Well I guess the Twins aren’t playing as bad as last year. I love the game of baseball. I’ve followed the Twins since ’62 or so and told my boring stories of the early days of the team to many a youngster. But there was one era of baseball I wish I had been there to witness and that’s the play of the Negro Leagues of the ‘30’s.
There is a book on baseball that came out about a year ago in hard cover and for the life of me I don’t know how I missed it. Now in soft cover, “Color Blind” is a biography of integrated baseball years before Jackie Robinson set foot on the baseball diamond for the Dodgers. Where was this integrated team? Bismarck North Dakota. This semi-pro team was run by Neil Churchill, who owned a car dealership (along with Wickum Corwin), hotel, and other business adventures in the Capitol city. But his true love was baseball, and he loved to win. He would even place side bets (don’t tell Pete Rose) on his team. They had no nickname, just Bismarck. But some would later give the team the nickname “The Bismarck Churchills.”
Author Tom Dunkel obviously put in a tremendous amount of hours in research alone to recreate the 1930’s baseball scene in North Dakota. He follows young Quincy Troupe who didn’t find a home with the Chicago American Giants and got a ticket from Churchill to head to Bismarck. Also added to the team was Ted “Double-Duty” Radcliffe who was both a pitcher and a catcher. And a man who some have said was the greatest pitcher in baseball ever. Leroy “Satchel” Paige. Not only was he a great pitcher but he was a huge part of bringing fans through the turnstiles.
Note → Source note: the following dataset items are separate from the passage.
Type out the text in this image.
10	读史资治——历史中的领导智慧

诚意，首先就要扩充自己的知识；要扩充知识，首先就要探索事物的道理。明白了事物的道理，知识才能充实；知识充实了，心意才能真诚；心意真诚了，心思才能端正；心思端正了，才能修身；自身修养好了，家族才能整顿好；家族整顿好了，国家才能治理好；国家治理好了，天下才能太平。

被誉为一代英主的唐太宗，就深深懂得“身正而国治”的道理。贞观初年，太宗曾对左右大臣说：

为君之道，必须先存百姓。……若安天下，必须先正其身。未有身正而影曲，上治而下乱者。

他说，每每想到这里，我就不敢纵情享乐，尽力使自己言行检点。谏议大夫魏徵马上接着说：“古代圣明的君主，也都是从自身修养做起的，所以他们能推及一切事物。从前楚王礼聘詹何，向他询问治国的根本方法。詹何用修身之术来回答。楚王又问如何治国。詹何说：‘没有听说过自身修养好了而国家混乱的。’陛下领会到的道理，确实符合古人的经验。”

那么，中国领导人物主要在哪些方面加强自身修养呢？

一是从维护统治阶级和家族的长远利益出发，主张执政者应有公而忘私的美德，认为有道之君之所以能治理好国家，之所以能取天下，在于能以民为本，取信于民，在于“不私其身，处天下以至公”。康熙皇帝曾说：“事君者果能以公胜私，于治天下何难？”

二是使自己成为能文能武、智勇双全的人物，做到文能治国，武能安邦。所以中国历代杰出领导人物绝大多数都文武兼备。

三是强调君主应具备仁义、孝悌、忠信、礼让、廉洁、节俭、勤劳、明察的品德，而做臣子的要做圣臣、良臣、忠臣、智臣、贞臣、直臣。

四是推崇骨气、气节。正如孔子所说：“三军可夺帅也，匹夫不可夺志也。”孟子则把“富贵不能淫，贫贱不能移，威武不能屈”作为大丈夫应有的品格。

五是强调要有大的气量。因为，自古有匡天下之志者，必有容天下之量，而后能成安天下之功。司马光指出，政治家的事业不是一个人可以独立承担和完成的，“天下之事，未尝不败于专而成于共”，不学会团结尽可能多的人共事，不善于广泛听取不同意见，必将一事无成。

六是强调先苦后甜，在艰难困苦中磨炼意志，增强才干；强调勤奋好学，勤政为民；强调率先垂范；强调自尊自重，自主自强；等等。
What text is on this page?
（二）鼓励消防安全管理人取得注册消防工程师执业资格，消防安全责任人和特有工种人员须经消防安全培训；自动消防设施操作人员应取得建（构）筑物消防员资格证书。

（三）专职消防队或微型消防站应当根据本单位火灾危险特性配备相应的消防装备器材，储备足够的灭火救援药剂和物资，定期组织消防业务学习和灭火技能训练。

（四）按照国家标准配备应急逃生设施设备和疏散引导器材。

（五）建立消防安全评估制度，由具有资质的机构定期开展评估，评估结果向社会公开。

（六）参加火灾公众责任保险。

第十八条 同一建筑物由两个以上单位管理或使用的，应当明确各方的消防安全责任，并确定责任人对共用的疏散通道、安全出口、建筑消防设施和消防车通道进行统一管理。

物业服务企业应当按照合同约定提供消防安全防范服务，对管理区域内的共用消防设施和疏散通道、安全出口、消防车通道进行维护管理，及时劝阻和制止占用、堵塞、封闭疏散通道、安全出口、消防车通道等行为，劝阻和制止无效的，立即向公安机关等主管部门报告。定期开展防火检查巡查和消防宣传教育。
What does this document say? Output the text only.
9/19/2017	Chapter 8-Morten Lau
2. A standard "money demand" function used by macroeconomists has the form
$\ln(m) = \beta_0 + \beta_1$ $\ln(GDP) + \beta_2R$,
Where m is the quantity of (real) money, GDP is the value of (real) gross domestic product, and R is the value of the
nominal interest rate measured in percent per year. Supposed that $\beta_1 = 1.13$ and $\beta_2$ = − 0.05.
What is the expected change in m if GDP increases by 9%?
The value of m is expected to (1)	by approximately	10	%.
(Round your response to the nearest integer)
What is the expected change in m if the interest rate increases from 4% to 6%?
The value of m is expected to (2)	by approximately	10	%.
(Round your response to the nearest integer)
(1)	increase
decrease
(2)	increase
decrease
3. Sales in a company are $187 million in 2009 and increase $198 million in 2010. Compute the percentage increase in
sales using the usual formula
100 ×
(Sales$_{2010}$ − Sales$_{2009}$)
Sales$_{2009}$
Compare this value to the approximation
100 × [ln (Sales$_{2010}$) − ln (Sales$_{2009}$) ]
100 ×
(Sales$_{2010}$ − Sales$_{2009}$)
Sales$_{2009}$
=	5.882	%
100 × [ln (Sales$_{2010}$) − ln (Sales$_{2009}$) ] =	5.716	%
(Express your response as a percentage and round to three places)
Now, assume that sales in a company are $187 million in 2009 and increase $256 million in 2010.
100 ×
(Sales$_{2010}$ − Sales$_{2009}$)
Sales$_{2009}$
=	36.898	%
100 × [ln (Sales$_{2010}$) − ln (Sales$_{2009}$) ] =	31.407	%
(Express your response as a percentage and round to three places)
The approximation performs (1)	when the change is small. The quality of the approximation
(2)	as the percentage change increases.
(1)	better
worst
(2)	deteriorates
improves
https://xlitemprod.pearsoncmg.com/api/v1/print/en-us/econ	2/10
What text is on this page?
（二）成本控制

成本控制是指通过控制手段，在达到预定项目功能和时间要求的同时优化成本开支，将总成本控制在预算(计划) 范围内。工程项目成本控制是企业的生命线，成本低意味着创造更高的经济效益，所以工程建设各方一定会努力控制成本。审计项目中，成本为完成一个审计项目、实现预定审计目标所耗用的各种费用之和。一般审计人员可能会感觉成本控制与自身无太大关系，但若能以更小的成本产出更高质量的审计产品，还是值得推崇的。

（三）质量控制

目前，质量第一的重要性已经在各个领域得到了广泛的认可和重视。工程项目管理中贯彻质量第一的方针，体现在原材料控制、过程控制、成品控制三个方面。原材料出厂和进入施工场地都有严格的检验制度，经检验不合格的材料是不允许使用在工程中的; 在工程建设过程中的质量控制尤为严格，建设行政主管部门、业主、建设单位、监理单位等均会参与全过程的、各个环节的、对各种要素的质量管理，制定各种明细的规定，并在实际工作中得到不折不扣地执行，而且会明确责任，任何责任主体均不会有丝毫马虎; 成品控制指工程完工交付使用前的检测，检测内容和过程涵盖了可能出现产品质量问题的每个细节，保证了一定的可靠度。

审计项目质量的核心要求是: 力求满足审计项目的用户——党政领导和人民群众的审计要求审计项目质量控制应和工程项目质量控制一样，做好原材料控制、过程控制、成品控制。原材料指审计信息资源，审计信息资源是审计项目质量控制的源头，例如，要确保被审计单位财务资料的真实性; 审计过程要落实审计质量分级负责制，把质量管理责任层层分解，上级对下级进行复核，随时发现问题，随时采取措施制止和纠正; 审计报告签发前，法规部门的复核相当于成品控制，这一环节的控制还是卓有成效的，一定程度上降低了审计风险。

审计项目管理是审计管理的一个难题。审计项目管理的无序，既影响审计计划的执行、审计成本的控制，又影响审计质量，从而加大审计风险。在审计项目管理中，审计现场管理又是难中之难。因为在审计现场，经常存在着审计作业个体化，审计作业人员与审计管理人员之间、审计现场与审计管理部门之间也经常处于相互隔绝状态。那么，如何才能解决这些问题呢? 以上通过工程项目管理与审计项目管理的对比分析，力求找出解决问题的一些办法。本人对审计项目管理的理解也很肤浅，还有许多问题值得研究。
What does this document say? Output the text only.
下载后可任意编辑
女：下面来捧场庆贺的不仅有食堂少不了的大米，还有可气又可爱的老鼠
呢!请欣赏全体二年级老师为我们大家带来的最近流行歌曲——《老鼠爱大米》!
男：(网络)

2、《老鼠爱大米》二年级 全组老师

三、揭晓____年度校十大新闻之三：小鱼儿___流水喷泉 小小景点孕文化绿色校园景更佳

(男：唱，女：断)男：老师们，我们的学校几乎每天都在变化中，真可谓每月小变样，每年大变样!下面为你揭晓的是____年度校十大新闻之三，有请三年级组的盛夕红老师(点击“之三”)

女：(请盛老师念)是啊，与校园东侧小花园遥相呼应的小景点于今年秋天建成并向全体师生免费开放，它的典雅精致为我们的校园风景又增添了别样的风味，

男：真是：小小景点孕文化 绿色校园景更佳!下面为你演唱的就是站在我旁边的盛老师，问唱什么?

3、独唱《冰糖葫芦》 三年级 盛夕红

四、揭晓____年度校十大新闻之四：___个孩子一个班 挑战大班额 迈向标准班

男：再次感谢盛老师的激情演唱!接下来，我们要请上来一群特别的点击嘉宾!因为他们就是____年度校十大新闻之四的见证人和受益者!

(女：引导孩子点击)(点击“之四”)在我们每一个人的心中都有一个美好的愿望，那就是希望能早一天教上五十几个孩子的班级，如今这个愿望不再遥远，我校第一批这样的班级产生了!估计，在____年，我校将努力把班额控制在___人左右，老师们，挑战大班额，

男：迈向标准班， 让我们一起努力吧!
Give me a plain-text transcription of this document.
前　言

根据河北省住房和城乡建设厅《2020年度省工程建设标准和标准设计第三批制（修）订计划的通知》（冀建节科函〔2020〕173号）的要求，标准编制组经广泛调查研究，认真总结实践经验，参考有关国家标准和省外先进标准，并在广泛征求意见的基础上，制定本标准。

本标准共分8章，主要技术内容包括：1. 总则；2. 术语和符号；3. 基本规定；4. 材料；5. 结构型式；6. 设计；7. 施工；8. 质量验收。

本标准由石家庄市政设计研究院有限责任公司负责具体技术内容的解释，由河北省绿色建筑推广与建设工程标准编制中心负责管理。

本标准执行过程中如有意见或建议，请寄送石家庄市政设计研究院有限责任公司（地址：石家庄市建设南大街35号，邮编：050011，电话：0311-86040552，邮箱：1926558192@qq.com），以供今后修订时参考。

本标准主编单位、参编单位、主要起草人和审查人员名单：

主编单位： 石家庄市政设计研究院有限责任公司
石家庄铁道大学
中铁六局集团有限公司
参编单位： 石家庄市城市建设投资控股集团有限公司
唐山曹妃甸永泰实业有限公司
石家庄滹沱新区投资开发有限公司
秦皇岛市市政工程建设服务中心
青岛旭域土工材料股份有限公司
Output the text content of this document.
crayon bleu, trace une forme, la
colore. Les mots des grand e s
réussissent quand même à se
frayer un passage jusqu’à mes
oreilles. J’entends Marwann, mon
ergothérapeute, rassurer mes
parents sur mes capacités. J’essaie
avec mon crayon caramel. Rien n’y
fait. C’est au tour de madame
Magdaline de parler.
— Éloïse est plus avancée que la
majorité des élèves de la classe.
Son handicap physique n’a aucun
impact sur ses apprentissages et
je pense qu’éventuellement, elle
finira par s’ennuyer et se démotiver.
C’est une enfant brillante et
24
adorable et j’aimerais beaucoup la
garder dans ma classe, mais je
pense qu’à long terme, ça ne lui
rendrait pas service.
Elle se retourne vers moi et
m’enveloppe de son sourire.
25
“Double-Duty” got that nickname from the double headers they often played. He would catch Paige the first game and then pitch the second. Paige’s fastballs were said to be so fast (how fast were they?) that Radcliffe had placed a piece of raw meat inside his catcher’s mitt to help take some of the sting out the fireball. Paige also was a showman in himself. Several times in the book, Dunkel mentions that Paige would prove how good of a pitcher he was and would ask the outfield not to come out of the dugout. After he struck the first two batters he told his infield to take a seat and another strikeout was rung up in the scorebook. Could you imagine any other manager, in any league, letting their pitcher take control like that? But Churchill had the confidence in him and rarely did Satchel disappoint the fans. The book takes us through the biggest rivalries for the Bismarck team, especially the squad from Jamestown. We also get a wonderfully detailed look at the Little World Series in Wichita and the fact that some team from the deep South was going to play this team from Bismarck that was split right down the middle. Six white and six black players.
Remember, this was the depression era, but sometimes crowds could be over 10,000 at these games in Wichita.
One thing on my bucket list is to visit the Negro League Museum in Kansas City someday. My congratulations to Tom Dunkel on this wonderful book. Not only does it put another notch in the North Dakota public relations belt but it gives a wonderful perspective of baseball in the days that some will never know.
The book is going to be a great Father’s Day present for someone next month.